食事をしながら柄にもない事を考えてしまう。



「やったね! フェルマー」


「うん……」



 いつものようにマイルが話しかけてくれる。


嬉しいは嬉しい。


突然すぎて心の整理がついてない。


それだけなんだろうけど。


皆で支え合って来た。


色んな思い出が蘇る。



「はい。これ」



 マイルがそう言って俺に包みを手渡してくれる。



「開けてみてよ」



 中身は……バンテージ?


瞬間、バンテージが光る。


眩しくて目を閉じ、収まったかって所で目を開けると、バンテージが既に両手に巻かれた状態になってる。

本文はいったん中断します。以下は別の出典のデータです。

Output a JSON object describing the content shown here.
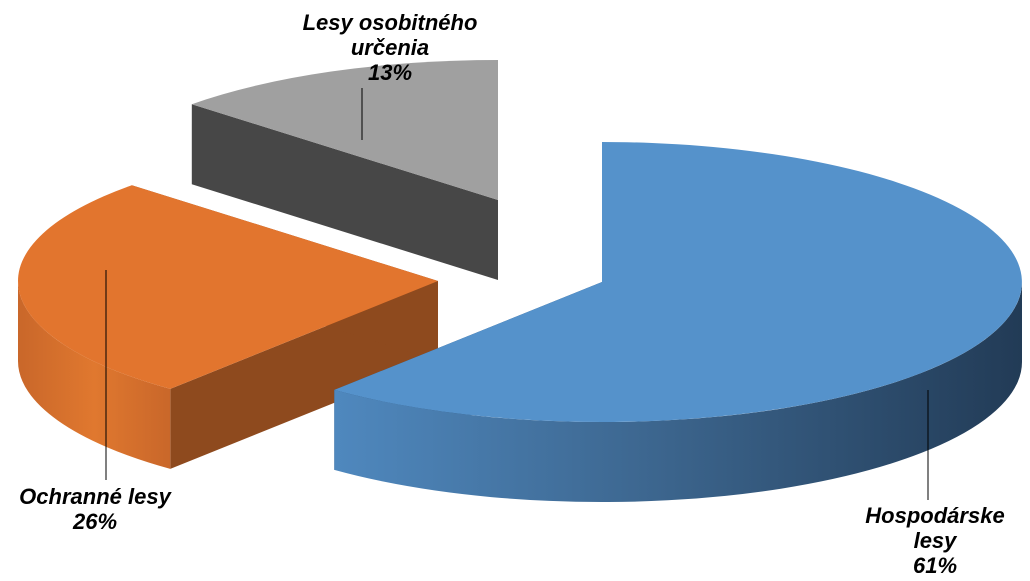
{
  "chart_data": {
    "type": "pie",
    "style": "3d-exploded",
    "slices": [
      {
        "category": [
          "Hospodárske",
          "lesy"
        ],
        "value": 61,
        "pct_label": "61%",
        "color": "#5592CB",
        "side_color": "#2C4A6A"
      },
      {
        "category": [
          "Ochranné lesy"
        ],
        "value": 26,
        "pct_label": "26%",
        "color": "#E2752E",
        "side_color": "#8E4A1E"
      },
      {
        "category": [
          "Lesy osobitného",
          "určenia"
        ],
        "value": 13,
        "pct_label": "13%",
        "color": "#A0A0A0",
        "side_color": "#474747"
      }
    ],
    "legend": "none"
  }
}
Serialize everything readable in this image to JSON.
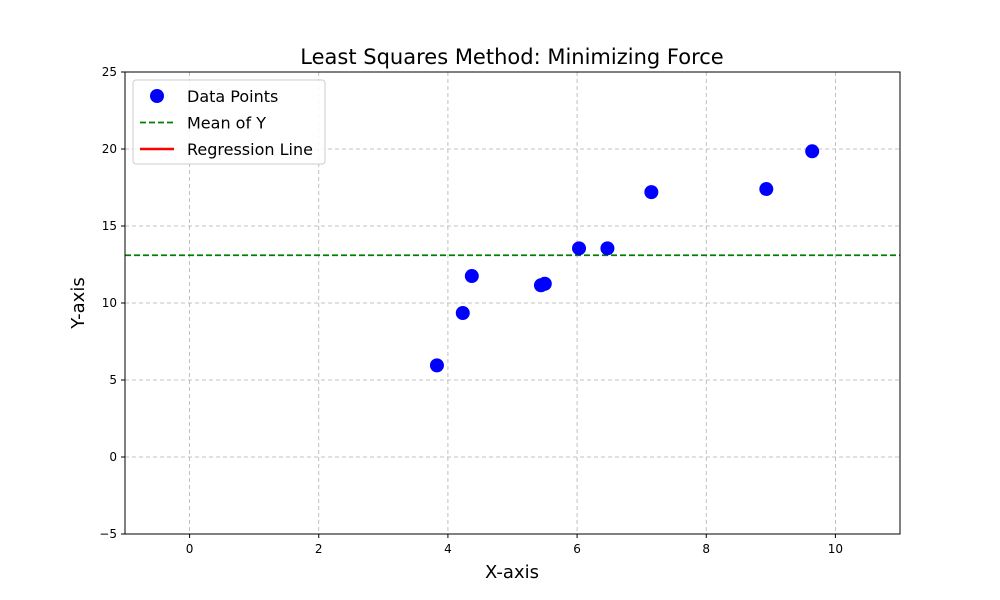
{
  "chart_data": {
    "type": "scatter",
    "title": "Least Squares Method: Minimizing Force",
    "xlabel": "X-axis",
    "ylabel": "Y-axis",
    "xlim": [
      -1,
      11
    ],
    "ylim": [
      -5,
      25
    ],
    "xticks": [
      0,
      2,
      4,
      6,
      8,
      10
    ],
    "yticks": [
      -5,
      0,
      5,
      10,
      15,
      20,
      25
    ],
    "xtick_labels": [
      "0",
      "2",
      "4",
      "6",
      "8",
      "10"
    ],
    "ytick_labels": [
      "−5",
      "0",
      "5",
      "10",
      "15",
      "20",
      "25"
    ],
    "grid": true,
    "legend_position": "top-left",
    "series": [
      {
        "name": "Data Points",
        "kind": "scatter",
        "color": "#0000ff",
        "x": [
          3.83,
          4.23,
          4.37,
          5.44,
          5.5,
          6.03,
          6.47,
          7.15,
          8.93,
          9.64
        ],
        "y": [
          5.95,
          9.35,
          11.75,
          11.15,
          11.25,
          13.55,
          13.55,
          17.2,
          17.4,
          19.85
        ]
      },
      {
        "name": "Mean of Y",
        "kind": "hline",
        "color": "#008000",
        "linestyle": "dashed",
        "y": 13.1
      },
      {
        "name": "Regression Line",
        "kind": "line",
        "color": "#ff0000",
        "linestyle": "solid",
        "x": [],
        "y": []
      }
    ]
  }
}
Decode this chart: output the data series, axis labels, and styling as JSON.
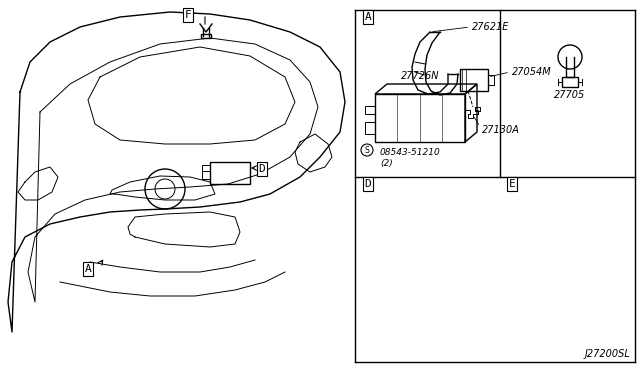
{
  "bg_color": "#ffffff",
  "line_color": "#000000",
  "label_color": "#000000",
  "diagram_code": "J27200SL",
  "part_numbers": {
    "part_A_top": "27621E",
    "part_A_mid": "27054M",
    "part_A_bot": "27130A",
    "part_D_top": "27726N",
    "part_D_bot": "08543-51210\n(2)",
    "part_E": "27705"
  }
}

「どう? いつも準備に時間がかかって大変そうだったから」



 マイルがバンテージの結び目を解くと、すぐに元の状態に戻った。



「こんな事しかできないけど、応援してるから」



 胸に熱いものがこみ上げる。


マイルに相談して本当に良かった。


これだけ色々助けて貰ったら。


もう意地でもやれなかった夢を叶えてやる。



「返しても返しきれないよ。マイル」


「そんな事気にしないで良いよ! 頑張って!」


「……明日、迎えに来るみたいなんだよ」


「そっか……突然だね」



 マイルは静かに目元を擦る。



「僕も頑張るからさ。いつかまた会えると良いね」


「ありがとう」



 マイルと静かに拳を合わせた。




 翌日。


荷物をまとめたら異常な程に少なかった。


多分中のフェルマーがここに初めて来た時に、何も持ってなかったからだろう。


宣言通りにエイリス達がやって来る。


この人、そう言えば何で側近っぽいポジションにいるんだろう。



「何ですか? こちらを見て」


「いや、昨日の今日で何でって疑問が……」


「どう言う意味でしょう(# ^ω^)」


「安心しやがると良いわフェルマー。弱いのは事実でやがるわ」


「あ。やっぱりRPG序盤に出て来る雑魚ボスみたいなんですね」


「雑魚呼び止めなさい(# ゜Д゜)」



 すげー痛いビンタを食らう。


良いじゃん別に!


衝撃的な肩透かし食らったんだから!


それぐらい思っても!



「頑張って下さいね。フェルマー」


「今までありがとうございます。ステラ」



 色んな格闘術を教えて貰っただけじゃない。


魔法の細かいところまで教えてもらった。


それ以外にも。


ステラに感謝してもしきれないものがある。



「絶対に恩返しします」



現実世界で出来なかった事をこっちで果たしたい気持ちが全く無い訳じゃないけど。


受けた恩は返したい。


ただ純粋にそれだけだ。



「では、フェルマー。行きましょう」


「今日からは私達について来やがりなさい」



 踵を返すエイリス達。


もう1度ステラにお辞儀をして、俺もエイリスに続く。



「頑張ってねフェルマー!」


「オーガから助けてくれてありがとう!」


「フェルマーなら絶対にやれるよ!」


「全員で祈ってるからねー」


「僕も追いかけるから!」


「孤児院を守ってくれてありがとうございます!」



 振り返ると、孤児院にいる仲間が全員集まってた。


……。


目元を静かに拭った。


肩を叩かれたと思ったらエイリスだった。



「言葉ぐらい残して行きやがりなさい」



 大きく息を吸い、ありったけの大声で叫んだ。



「絶対に皆に恩返しするから! 覚悟してね!」



 大きな拍手と声援を背に、俺はこの日、傭兵ギルドに正式に所属した。